In a conversation with Silva titled “Ikebana Meets Gene Splicing,” Evans asks if the plants in the show were composites or if they actually existed in nature. Silva replies, “They both exist in nature and are composites. While the polygons and textures are sourced from actual physical plants, in the digital version they are positioned in this way that only virtual space can intersect objects.”

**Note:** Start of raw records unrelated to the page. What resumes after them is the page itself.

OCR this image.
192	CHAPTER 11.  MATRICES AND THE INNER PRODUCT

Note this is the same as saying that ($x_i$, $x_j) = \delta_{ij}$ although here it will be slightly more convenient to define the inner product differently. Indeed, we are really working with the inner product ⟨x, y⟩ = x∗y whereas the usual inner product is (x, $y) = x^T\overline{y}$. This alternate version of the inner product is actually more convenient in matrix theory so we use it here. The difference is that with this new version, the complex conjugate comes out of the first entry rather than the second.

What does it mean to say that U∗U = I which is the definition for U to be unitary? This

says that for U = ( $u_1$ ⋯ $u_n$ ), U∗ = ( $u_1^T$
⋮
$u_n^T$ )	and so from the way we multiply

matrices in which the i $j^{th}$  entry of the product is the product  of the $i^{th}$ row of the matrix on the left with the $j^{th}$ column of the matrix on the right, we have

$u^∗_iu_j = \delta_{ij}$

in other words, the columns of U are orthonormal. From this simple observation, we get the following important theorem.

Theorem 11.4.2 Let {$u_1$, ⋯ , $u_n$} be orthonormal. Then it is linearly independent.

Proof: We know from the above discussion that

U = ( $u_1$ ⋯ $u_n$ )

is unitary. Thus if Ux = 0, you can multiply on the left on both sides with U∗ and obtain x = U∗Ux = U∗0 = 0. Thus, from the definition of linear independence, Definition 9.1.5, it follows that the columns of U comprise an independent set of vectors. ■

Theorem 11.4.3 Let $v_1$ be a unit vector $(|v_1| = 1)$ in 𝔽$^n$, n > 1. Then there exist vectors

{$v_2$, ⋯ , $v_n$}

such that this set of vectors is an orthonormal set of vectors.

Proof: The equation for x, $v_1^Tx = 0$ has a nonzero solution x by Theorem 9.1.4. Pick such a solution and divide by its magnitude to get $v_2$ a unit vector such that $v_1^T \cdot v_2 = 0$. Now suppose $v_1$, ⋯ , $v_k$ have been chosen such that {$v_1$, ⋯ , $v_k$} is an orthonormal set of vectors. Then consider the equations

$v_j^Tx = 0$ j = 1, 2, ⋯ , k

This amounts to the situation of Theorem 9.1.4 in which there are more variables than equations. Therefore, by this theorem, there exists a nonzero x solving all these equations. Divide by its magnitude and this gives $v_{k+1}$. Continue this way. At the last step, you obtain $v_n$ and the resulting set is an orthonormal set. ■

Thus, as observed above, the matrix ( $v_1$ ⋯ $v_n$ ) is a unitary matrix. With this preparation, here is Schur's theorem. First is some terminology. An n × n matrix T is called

In a similar vein, Ikebana, the classic Japanese art of flower arrangement, fuses flowers, leaves, and stems into a flourishing composition. For a while, after originating in Japan during the Heian period, Ikebana largely existed without any one dominant meaning, simply serving as offerings in temple offerings and ancestral shrines. However, upon its arrival in China, the art of flower arrangement inspired notions of the Buddhist desire to preserve life. The practice of Ikebana had now developed into a way to prolong the life of the flower, a beautiful attempt to preserve the fleeting moments of nature. Despite this, there is something melancholic about the art of flower arranging. The effort to unify different flowers together into an arrangement often involves snipping off blossoms and pulling off luscious branches, deterring from the natural form while achieving the artistic form. The relationship between art and nature is one of the most complex things that artists may have to face – art if it’s at the expense of the art of nature. It’s a dance between the drive to create and the determination to preserve.

The hyper-flora of Silva’s BLOOMCORE has been trapped forever on view in a virtual museum. Like the art of flower arrangement, this art of plant arrangement blurs a line between art and preservation. There is a discomfort akin to the melancholy of Ikebana – something uncanny that triggers something primal, something horrifying about the nature of plants. The viewing of familiar textures in unfamiliar compositions in the digital medium on the blockchain feels incorrect. What does it mean when the natural is virtual?

There is something undeniably ironic about 3D-scanning and digitizing nature, something paradoxical about the art of plants hosted as NFTs. During the rise and subsequent fall of the hype surrounding non-fungible tokens in recent years, various subjects of constant criticism have plagued it. A prominent point of contention involved the negative effects that NFTs had on the environment. Ethereum, the blockchain platform that handled most NFT transactions including Silva’s BLOOMCORE, “demanded substantial amounts of computational power and energy to validate and record new transactions, leading to significant carbon emissions.” Hopefully, by now, the negative effects of significant unnecessary carbon emissions on the environment is on its way to be defined as common knowledge. However, it should be noted that BLOOMCORE was minted and compiled in April of 2023, less than a year after Ethereum pivoted its system of how it verified transactions, with its new infrastructure now consuming around 99.95% less energy than before – its first attempt at reducing its environmental impact since its founding in 2015. 

“Plants are always watching us,” writes Evans in her curatorial statement, “They’re alive.”

Maybe the plants remember. Maybe the perpetual state of death that the mangled and blotchy plants of BLOOMCORE on the blockchain now has an inherent meaning. In nature, plants rarely exist in singularity. Perhaps that is what’s so scary about it all. The plants of BLOOMCORE is a composite of various plants, it’s a collection and exhibition of 55 works, more than 55 parts of nature. Silva’s preservation of nature may be something natural to humanity. To preserve greenery, to cut it up and place it in a vase, to press it between pages of dead trees, to scan it and compose it and digitize it. But it’s hard to compare to the vastness, the ancientness, the everlasting, the unknown.